La réponse lympho proliférative induite par le lait de vache et la sécrétion de TNF alpha dans l’hypersensibilité aux protéines de lait de vache. : Motrich RD, Gottero C, Rezzonico C, Rezzonico C, Riera CM, Rivero V.
Departamento de Bioquimica Clinica, Facultad de Ciencias Quimicas, Universidad Nacional de Cordoba, Cordoba, Argentina
dans Clin Immunol. 2003 Nov ;109(2):203-11
– Contexte : bien qu’il n’existe aucun test exhaustif de laboratoire fiable et approprié pour le diagnostic de l’allergie au lait de vache, si un mécanisme allergique est suspecté, des études de laboratoire peuvent être utiles en identifiant les protéines spécifiques responsables de ces désordres.
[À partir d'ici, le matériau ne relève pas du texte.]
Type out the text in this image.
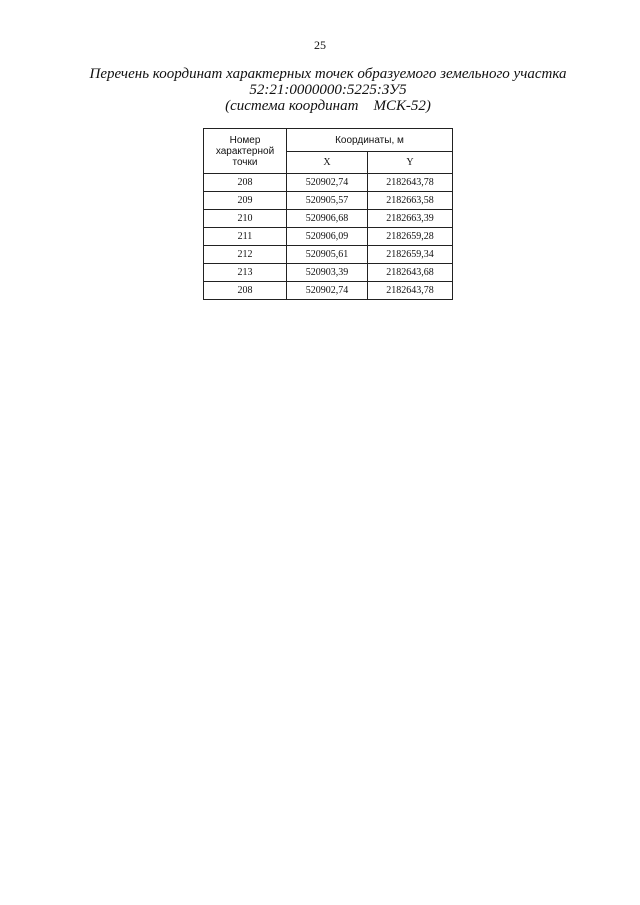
25
Перечень координат характерных точек образуемого земельного участка
52:21:0000000:5225:ЗУ5
(система координат    МСК-52)
Номер характерной точки	Координаты, м	
	X	Y
208	520902,74	2182643,78
209	520905,57	2182663,58
210	520906,68	2182663,39
211	520906,09	2182659,28
212	520905,61	2182659,34
213	520903,39	2182643,68
208	520902,74	2182643,78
– But de l’étude : les auteurs ont analysé les réponses lympho prolifératives in vitro, la sécrétion spécifique de TNF alpha dans le surnageant de cultures ainsi que les immunoglobulines spécifiques IgE, IgG, IgA, dans un groupe de patients avec une hypersensibilité aux antigènes du lait de vache.
– Résultats :
* l’index de stimulation vis à vis d’un mélange d’antigènes du lait de vache, alpha-lactalbumine, beta-lactoglobuline, caséine, était significativement plus élevé dans le groupe de patients avec un régime d’éviction portant sur le lait de vache depuis moins de 4 mois comparé aux valeurs observées dans le groupe contrôle et dans le groupe de patients sans contact étroit avec les protéines du lait de vache.
* Une augmentation significative de la sécrétion en TNF-alpha fut observée dans le surnageant de patients avec un contact étroit avec le lait de vache.
* Des IgE spécifiques furent détectées chez 59,3% des patients, avec des taux d’IgE plus élevés chez les patients qui n’étaient pas positifs pour la technique de lympho prolifération, suggérant une différence évidente entre les 2 mécanismes proposées comme effecteurs dans cette maladie.
* Aucune différence pour les taux d’IgG et IgA spécifiques ne fut observée entre le groupe de patients et le groupe contrôle, avec une grande dispersion entre les individus testés dans chaque groupe.
– Conclusion : les auteurs concluent que la combinaison de techniques utilisées dans cette étude telles que la lympho prolifération de cellules mononuclées du sang périphérique en présence de lait de vache, l’analyse quantitative de TNFalpha dans le surnageant des cultures et la détermination des IgE spécifiques du sérum, sont des outils de laboratoire utiles pour identifier une allergie au lait de vache et différencier les patients avec des réactions adverses immédiates ou non immédiates, réduisant la nécessité de recourir à des chalenges allergéniques chez les jeunes enfants.